RA 10173 Practice

What is the short title of Republic Act No. 10173?

Answer: Data Privacy Act of 2012.

What term refers to an individual whose personal information is processed?

Answer: Data subject.

Who controls the collection, holding, or use of personal information?

Answer: Personal information controller.

What term describes information about an individual's race, health, or political affiliations?

Answer: Sensitive personal information.

What entity is created under Section 7 to administer the Data Privacy Act?

Answer: National Privacy Commission.

What term refers to operations like collection, storage, or destruction of personal data?

Answer: Processing.

What type of information is protected under the Rules of Court as confidential communication?

Answer: Privileged information.

What term refers to marketing communications directed to specific individuals?

Answer: Direct marketing.

Who processes personal data on behalf of a personal information controller?

Answer: Personal information processor.

What term refers to a structured set of information accessible by reference to individuals?

Answer: Filing system.

Situation: A bank collects customer data for loan applications but later uses it for promotional emails. Question: Which principle of lawful processing under Section 11 did the bank violate?

Answer: Collection for specified and legitimate purposes (proportionality and transparency).

Situation: A hospital shares a patient's medical records with a research institution without consent. Question: Under Section 13, is this allowed without the patient's consent?

Answer: No, unless there is legal authorization or the processing protects the patient's life/health and consent cannot be given.
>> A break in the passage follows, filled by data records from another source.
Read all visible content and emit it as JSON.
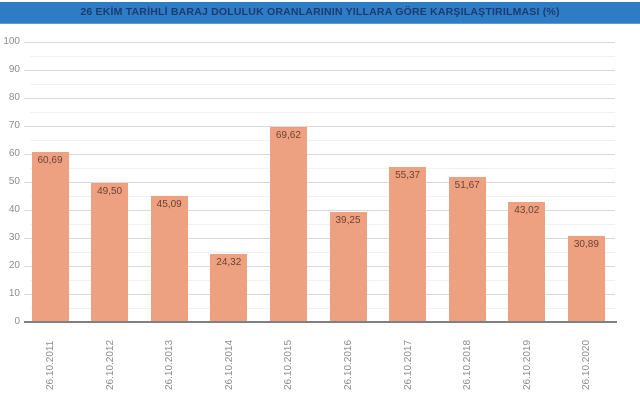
{
  "title": "26 EKİM TARİHLİ BARAJ DOLULUK ORANLARININ YILLARA GÖRE KARŞILAŞTIRILMASI (%)",
  "colors": {
    "title_bg": "#2e7cc4",
    "title_text": "#1d3a70",
    "bar_fill": "#eda180",
    "bar_value_label": "#6b4334",
    "tick_label": "#8c8c8c",
    "gridline_major": "#d9d9d9",
    "gridline_minor": "#f1f1f1",
    "axis_line": "#808080",
    "background": "#ffffff"
  },
  "chart_data": {
    "type": "bar",
    "title": "26 EKİM TARİHLİ BARAJ DOLULUK ORANLARININ YILLARA GÖRE KARŞILAŞTIRILMASI (%)",
    "categories": [
      "26.10.2011",
      "26.10.2012",
      "26.10.2013",
      "26.10.2014",
      "26.10.2015",
      "26.10.2016",
      "26.10.2017",
      "26.10.2018",
      "26.10.2019",
      "26.10.2020"
    ],
    "values": [
      60.69,
      49.5,
      45.09,
      24.32,
      69.62,
      39.25,
      55.37,
      51.67,
      43.02,
      30.89
    ],
    "value_labels": [
      "60,69",
      "49,50",
      "45,09",
      "24,32",
      "69,62",
      "39,25",
      "55,37",
      "51,67",
      "43,02",
      "30,89"
    ],
    "xlabel": "",
    "ylabel": "",
    "ylim": [
      0,
      100
    ],
    "y_ticks": [
      0,
      10,
      20,
      30,
      40,
      50,
      60,
      70,
      80,
      90,
      100
    ],
    "minor_grid_step": 5,
    "grid": "horizontal major and minor lines",
    "legend": "none",
    "value_label_position": "inside-top",
    "x_label_rotation": -90
  }
}
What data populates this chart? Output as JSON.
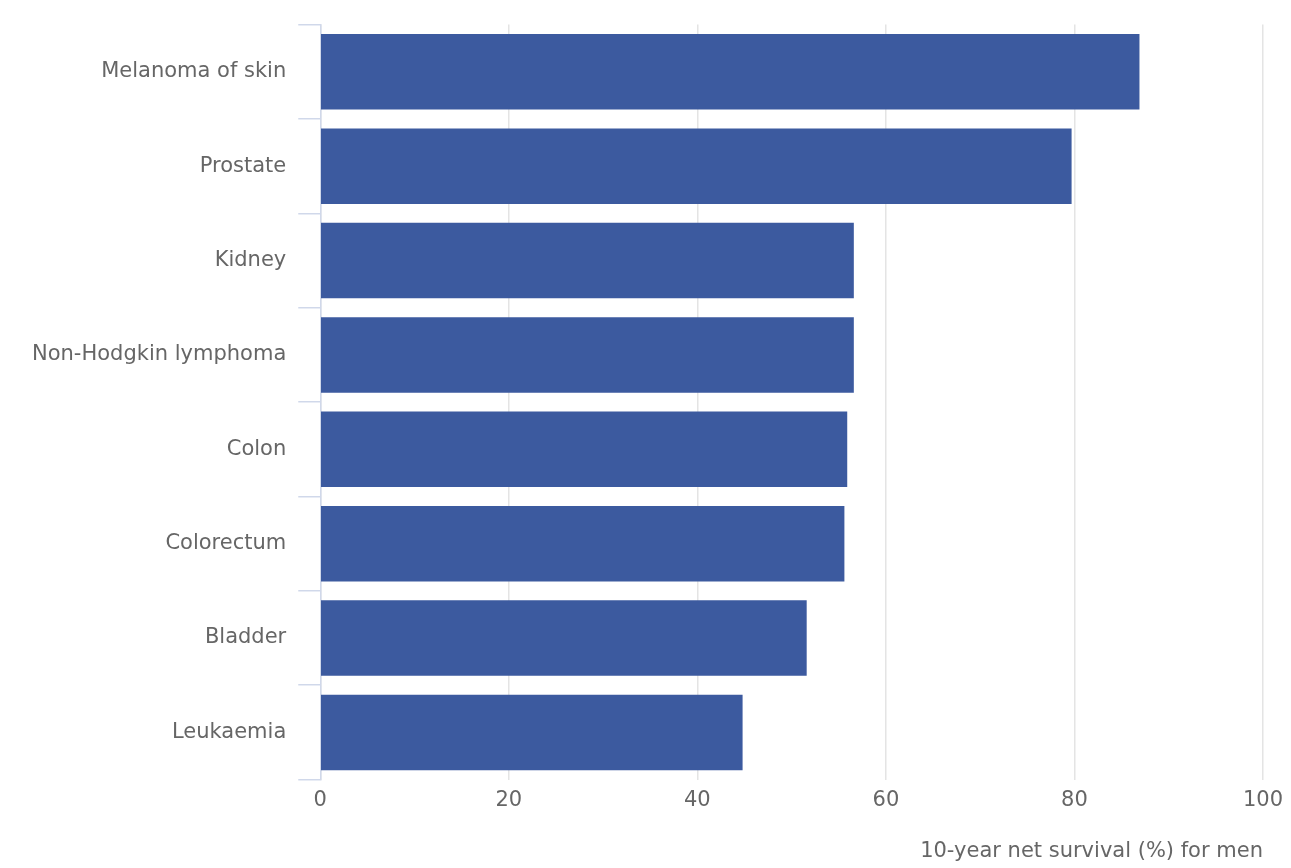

Situation: A company processes employee data to comply with BIR tax reporting. Question: Which criterion under Section 12 justifies this processing?

Answer: Compliance with a legal obligation.

Situation: A website stores user data indefinitely despite no longer offering services. Question: Which data privacy principle under Section 11(e) is violated?

Answer: Retention only for as long as necessary.

Situation: A foreign e-commerce company with a Philippine branch processes data of Filipino customers. Question: Does the Data Privacy Act apply to this company under Section 6?

Answer: Yes, due to extraterritorial application (presence of a Philippine branch).

Situation: A school publishes student grades on a public bulletin board. Question: Which principle under Section 11 is violated?

Answer: Protection of data in a form that permits identification beyond necessity.

Situation: A journalist publishes a story using personal data obtained confidentially. Question: Is this exempt under Section 4(d)?

Answer: Yes, if the processing is for journalistic purposes.

Situation: A government employee's job title and office address are disclosed in a public directory. Question: Is this prohibited under Section 4(a)?

Answer: No, such information is exempt under the law.

Situation: A customer sues a telecom company for selling their data to third parties without consent. Question: Which right of the data subject under Section 16 is violated?

Answer: Right to object to processing for direct marketing.

Situation: A company fails to report a data breach affecting 100 clients. Question: Which NPC function under Section 7(b) is relevant for addressing this?

Answer: Investigation of complaints and imposition of sanctions.

Situation: A Philippine citizen's data is processed by a foreign company without a Philippine office. Question: Does the Data Privacy Act apply under Section 6(a)?

Answer: Yes, if the data subject is a Philippine citizen/resident.

Situation: A marketing firm uses an individual's personal data to promote products via SMS. Question: What type of activity under Section 3(d) is this?

Answer: Direct marketing.

Situation: A data subject requests a copy of their personal data held by an insurance company. Question: Which right under Section 16(a) is exercised here?

Answer: Right to access.

Situation: A company processes employee biometric data for attendance tracking. Question: What type of information under Section 3(l) is this?

Answer: Sensitive personal information.

Situation: A data subject withdraws consent for data processing after initially agreeing. Question: What obligation arises for the controller under Section 11?

Answer: Cease processing unless another lawful criterion applies.

Situation: A hospital shares a patient's HIV status with unauthorized staff. Question: Which type of information under Section 3(l)(2) is disclosed?

Answer: Sensitive personal information.

Situation: A bank refuses to correct a customer's outdated address in its records. Question: Which right under Section 16(c) is violated?

Answer: Right to rectify.

Situation: A social media app collects data from minors without parental consent. Question: Which provision under Section 13 is violated?

Answer: Processing sensitive personal information without valid consent.

Situation: A company uses CCTV footage to monitor employee productivity. Question: Under Section 12(f), is this lawful if employee rights are prioritized?

Answer: Only if legitimate interests override the employees' privacy rights.

Situation: A data breach exposes credit card details of 10,000 customers. Question: Which NPC function under Section 7(c) applies to mitigate harm?

Answer: Issuing a cease-and-desist order or temporary processing ban.